İçinizdeki çocuğu kasvetli yetişkin dünyasından nasıl koruyorsunuz?

Çok narin bir yapım var. Aşırı etkileniyorum acılardan. İnsomnialar yaşıyorum. Kendime yeni bir alan açmaz da bombalar, açlık grevleri gibi olayların akışına kapılırsam çıldırırım. Yazmak bütün bu acılardan, kaostan kurtulabilmek için kendime açtığım, soluk aldığım bir alan. Eğer bu koruganı kuramamış olsaydım yaşantım çok başka türlü gelişirdi.

Behiç Ak’la abi-kardeş aynı kulvarda yürüyorsunuz. Ayrıca Behiç Bey çok sayıdaki kitabınızı resimledi. Nasıl bir üretim ilişkiniz var?

Aslında yazdıklarımız üzerinden paylaştığımız çok şey yok.

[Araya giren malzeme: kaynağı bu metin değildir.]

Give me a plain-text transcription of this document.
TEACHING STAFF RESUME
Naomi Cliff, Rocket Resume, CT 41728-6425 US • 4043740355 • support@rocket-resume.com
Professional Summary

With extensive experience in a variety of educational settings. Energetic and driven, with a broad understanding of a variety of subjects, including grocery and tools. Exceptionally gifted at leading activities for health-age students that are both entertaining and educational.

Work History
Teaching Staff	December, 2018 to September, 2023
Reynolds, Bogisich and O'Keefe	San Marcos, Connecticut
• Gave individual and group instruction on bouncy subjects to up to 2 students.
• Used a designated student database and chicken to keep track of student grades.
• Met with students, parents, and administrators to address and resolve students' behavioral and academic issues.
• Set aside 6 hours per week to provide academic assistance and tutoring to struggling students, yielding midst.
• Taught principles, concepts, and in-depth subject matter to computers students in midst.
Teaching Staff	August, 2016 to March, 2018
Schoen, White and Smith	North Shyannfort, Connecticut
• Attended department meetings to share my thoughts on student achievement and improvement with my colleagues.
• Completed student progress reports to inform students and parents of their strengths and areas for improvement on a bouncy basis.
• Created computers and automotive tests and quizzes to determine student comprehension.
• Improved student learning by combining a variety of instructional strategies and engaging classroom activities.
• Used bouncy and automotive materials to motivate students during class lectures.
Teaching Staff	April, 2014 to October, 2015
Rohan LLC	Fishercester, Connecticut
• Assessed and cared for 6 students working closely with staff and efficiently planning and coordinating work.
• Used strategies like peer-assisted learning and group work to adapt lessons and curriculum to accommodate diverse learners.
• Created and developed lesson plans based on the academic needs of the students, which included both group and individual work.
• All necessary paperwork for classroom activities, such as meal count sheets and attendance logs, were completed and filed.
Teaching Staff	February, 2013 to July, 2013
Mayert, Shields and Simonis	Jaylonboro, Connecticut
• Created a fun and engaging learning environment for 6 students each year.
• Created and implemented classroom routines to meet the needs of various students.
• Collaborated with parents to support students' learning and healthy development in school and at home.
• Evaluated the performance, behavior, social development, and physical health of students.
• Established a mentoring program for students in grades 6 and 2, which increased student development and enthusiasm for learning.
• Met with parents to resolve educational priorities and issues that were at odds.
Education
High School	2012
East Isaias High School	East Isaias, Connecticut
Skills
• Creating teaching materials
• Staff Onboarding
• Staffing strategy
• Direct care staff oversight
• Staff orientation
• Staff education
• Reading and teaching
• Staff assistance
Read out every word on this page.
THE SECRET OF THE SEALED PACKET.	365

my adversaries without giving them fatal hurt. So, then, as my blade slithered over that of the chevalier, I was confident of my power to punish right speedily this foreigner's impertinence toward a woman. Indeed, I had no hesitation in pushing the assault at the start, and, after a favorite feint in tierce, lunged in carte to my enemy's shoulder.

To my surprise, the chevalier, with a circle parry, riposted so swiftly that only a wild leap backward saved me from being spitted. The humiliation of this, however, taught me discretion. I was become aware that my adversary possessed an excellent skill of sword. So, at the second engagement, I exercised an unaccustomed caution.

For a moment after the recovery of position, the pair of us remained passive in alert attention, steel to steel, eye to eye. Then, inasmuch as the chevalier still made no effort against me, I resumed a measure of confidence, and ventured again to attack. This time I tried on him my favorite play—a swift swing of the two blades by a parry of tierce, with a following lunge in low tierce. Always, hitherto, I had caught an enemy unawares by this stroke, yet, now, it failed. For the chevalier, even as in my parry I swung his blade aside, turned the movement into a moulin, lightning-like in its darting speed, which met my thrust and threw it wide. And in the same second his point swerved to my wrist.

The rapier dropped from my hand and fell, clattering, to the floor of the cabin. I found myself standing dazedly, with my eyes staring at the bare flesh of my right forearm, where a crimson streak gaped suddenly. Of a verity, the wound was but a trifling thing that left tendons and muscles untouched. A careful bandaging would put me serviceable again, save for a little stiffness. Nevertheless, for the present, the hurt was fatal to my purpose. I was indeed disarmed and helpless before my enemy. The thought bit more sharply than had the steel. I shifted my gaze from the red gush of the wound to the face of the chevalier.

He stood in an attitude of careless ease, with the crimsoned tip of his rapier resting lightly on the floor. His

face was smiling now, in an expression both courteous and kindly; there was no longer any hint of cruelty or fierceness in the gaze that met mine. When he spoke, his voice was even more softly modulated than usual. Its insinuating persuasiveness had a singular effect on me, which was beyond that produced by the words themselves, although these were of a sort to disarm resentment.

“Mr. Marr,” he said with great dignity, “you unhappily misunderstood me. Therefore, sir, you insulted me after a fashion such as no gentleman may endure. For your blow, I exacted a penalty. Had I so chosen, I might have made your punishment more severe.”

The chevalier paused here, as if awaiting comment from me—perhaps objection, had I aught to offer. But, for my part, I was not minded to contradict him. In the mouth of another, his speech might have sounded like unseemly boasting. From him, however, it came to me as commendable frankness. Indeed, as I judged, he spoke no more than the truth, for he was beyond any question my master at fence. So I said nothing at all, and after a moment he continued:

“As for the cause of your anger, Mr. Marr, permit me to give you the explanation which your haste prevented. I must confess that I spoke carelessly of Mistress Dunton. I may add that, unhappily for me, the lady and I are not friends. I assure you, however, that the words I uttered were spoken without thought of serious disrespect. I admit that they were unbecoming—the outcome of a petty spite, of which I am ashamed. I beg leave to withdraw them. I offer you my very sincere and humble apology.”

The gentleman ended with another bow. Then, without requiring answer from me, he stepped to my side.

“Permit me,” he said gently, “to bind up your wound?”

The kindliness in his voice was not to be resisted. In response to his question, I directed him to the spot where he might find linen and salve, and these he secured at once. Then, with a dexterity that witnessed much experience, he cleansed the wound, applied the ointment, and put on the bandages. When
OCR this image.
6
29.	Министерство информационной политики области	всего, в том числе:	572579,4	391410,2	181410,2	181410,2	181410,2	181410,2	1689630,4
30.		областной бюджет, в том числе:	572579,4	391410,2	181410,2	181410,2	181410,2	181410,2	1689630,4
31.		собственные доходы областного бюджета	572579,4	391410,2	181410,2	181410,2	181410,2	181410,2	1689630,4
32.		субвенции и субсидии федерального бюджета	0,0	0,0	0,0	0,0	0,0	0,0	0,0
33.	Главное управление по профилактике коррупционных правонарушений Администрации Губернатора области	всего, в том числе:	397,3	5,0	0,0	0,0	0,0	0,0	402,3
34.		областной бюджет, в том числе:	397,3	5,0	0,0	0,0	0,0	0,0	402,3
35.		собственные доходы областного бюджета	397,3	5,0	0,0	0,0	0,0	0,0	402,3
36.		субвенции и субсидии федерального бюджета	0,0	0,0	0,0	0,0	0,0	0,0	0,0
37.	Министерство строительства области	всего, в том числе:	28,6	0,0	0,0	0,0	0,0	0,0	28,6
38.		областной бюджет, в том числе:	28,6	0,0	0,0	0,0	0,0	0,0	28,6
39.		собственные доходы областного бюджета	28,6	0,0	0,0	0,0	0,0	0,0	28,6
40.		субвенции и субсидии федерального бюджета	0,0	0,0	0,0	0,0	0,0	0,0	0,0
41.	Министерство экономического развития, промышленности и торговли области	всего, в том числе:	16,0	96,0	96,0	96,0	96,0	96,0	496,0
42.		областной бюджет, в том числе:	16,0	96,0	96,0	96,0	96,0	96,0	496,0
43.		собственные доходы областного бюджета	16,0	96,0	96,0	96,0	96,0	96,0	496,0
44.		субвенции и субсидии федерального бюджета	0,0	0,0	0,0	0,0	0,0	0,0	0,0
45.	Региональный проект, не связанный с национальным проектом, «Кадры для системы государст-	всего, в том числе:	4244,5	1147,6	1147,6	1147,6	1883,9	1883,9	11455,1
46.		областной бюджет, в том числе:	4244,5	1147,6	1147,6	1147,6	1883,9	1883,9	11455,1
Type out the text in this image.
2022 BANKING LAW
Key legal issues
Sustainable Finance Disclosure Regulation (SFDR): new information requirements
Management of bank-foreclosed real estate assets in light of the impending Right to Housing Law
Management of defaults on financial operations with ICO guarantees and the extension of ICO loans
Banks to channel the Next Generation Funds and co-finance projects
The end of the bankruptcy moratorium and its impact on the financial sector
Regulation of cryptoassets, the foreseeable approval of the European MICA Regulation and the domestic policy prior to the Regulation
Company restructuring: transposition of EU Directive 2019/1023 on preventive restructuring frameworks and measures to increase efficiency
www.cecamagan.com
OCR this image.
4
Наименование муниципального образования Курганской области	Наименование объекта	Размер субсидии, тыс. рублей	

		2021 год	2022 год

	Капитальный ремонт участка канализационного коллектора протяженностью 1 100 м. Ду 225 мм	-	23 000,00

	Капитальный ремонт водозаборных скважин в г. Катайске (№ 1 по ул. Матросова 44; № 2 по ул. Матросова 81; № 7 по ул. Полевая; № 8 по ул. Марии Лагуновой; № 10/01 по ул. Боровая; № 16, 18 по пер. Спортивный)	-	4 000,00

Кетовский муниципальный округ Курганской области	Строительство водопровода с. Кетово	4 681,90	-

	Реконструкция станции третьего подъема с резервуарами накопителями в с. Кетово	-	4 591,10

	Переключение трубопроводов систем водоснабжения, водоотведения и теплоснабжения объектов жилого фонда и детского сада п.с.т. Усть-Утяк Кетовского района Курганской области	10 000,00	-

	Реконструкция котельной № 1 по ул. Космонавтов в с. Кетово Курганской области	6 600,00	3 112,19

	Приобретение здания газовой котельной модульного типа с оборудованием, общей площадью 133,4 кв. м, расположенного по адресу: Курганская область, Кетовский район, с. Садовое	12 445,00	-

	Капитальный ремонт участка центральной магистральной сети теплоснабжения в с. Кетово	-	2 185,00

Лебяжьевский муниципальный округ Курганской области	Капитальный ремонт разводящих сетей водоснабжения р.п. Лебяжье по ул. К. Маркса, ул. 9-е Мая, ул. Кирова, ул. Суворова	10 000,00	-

Yazma aşamasında bile paylaştığımızı pek anımsamıyorum. O şimdi kendi kitaplarını yazıp resimliyor. Daha önce okul öncesi çocuklar için resimli kitaplar hazırlıyordu. Şimdiyse her yaştan çocuk için yazıyor.

YENİ KİTABI ‘MELO’YU ANLATIYOR

“Son kitabım ‘Melo’ hız çağı çocuklarının içinde kendini beceriksiz sayan bir karakter. Kısa sürede çözemediği ne varsa çöp denizine gönderip kurtulmaya bakıyor. Düş kuklalarının yaratıcısı savaş mağduru Tisu’nun renkli ve kendine özel dünyasıyla karşılaşması, çevreye ve kendine bakışını etkiliyor. Mahallede zehirlenmiş denizin temizlenmesi için örgütlenme çalışmalarını izlerken dayanışma bilincinin neleri değiştirebileceğini görüyor. Tisu yanında olmasa bile gücüne nasıl güç katabileceğini öğrenebileceğini biliyor sonunda.”